A mixed-use cultural complex with balconies spreading out like wings

WAY Studio recently completed the re-design for the west wing of Silk Road International Cultural Exchange Center. The center is located in Langfang, He Bei, one of the new cultural hubs for northern China, and takes its name, Silk Road after China’s recent Belt and Road initiative.

It is a mixed-use cultural complex, which contains an opera house, a theatre, a music hall in its center; a museum in its east wing; an art museum in its west wing, and commercial inserts scattered throughout. Each program has its own designated visitation route, allowing the entire complex to work together or individually.

The west wing of the cultural center houses the art museum, approximately 10,000 sqm. Within the atrium, the balconies on either side spread out like wings, connecting visitors to galleries at both ends. WAY Studio reevaluated the circulation of this space and proposed bridges to connect existing balconies across the atrium, extending the exhibition spaces outward into this central public area, blurring the boundaries between thoroughfare and galleries while visitors wander up the spiraling avenue.

Inspired by theatre design itself, they’ve extended this relationship between seeing and being seen into the public space of the art museum, with articulated platforms on all sides offering views back into the center atrium, mimicking box offices overlooking a theatre stage. This space can then house large sculptures or host performances for special events rather than acting only as a passageway. The central staircase was designed with two elevated platforms for just such occasions.

At the top of the stairs in the central atrium, a wall of glass bricks sits glimmering. The transparent and reflective nature of the glass blocks mimics light dancing on water from a distance, whilst functioning as a screen that hides the doorway into the main hall, inspired by the shadow wall of traditional courtyards or Chinese gardens. Vegetation within the glass adds a touch of nature within this artificial space.
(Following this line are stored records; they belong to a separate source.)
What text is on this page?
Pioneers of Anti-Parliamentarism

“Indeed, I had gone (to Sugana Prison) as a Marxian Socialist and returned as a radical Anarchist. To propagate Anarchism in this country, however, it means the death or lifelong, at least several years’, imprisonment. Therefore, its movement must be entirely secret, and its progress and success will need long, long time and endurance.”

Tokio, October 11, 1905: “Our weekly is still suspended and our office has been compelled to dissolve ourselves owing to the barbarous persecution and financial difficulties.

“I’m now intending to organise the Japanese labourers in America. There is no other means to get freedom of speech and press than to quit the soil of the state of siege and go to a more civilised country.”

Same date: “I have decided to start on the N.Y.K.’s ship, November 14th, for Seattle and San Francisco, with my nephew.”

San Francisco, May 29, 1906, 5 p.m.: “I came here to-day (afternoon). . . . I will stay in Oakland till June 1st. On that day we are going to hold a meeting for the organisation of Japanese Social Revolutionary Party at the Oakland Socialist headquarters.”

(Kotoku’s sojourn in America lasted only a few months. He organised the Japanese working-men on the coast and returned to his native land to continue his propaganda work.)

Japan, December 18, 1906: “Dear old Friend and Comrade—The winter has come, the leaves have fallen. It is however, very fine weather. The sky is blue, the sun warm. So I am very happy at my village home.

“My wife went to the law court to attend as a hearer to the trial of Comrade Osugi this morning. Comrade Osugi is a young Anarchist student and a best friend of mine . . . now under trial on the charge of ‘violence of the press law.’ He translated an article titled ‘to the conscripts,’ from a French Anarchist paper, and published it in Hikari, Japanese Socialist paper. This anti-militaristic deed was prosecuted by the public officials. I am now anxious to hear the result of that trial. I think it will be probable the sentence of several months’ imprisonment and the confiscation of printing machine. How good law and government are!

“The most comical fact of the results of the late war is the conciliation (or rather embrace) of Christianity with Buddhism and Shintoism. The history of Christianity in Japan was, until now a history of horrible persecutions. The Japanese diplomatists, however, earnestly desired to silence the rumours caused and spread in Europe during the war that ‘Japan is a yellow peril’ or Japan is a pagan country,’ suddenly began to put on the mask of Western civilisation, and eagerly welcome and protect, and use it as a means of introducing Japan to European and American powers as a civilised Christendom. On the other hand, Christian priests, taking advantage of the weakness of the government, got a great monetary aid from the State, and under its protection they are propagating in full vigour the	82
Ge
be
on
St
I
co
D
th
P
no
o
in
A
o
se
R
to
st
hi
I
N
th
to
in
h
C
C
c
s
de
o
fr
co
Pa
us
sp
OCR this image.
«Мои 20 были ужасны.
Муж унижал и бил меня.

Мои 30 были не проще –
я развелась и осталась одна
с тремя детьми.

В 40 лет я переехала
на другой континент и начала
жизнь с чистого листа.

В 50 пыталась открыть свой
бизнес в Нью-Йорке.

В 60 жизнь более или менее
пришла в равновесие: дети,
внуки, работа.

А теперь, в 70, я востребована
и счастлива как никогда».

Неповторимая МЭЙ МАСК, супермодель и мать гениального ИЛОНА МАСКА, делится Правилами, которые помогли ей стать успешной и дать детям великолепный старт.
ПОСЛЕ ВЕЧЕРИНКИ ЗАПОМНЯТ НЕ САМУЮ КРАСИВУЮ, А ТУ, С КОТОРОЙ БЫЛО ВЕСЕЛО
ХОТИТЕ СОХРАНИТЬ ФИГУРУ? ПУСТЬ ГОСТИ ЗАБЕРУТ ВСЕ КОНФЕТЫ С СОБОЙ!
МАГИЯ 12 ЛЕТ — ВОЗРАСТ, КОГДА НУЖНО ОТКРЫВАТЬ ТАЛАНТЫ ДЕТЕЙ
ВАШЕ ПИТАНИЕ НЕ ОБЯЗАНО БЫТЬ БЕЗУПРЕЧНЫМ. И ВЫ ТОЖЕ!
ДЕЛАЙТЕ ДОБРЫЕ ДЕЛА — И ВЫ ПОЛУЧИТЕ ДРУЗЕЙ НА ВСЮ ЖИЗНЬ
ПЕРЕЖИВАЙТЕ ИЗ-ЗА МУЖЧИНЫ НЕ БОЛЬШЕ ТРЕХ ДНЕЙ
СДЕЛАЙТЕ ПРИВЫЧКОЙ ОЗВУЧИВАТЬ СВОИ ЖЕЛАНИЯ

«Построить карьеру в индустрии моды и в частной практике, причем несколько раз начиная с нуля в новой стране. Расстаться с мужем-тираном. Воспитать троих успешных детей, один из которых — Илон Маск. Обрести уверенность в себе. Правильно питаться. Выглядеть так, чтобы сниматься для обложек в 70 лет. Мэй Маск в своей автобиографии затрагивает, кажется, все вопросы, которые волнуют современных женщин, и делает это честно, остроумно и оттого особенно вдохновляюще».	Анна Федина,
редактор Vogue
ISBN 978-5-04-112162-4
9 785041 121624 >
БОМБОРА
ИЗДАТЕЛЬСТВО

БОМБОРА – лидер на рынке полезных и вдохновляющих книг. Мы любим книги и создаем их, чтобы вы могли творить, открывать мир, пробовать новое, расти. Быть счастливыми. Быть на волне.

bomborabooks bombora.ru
Behind the wing-like formwork that houses the balcony corridors on either side of the atrium, intermediate skylights were created between the balcony walls and the original floor plate in order to allow natural light to filter from the skylight above, and to reflect natural light deeper into the corridor spaces. These openings are staggered to layer the light within the space, so that light and shadow dance across the blank white surfaces as the day passes in a perpetually evolving performance.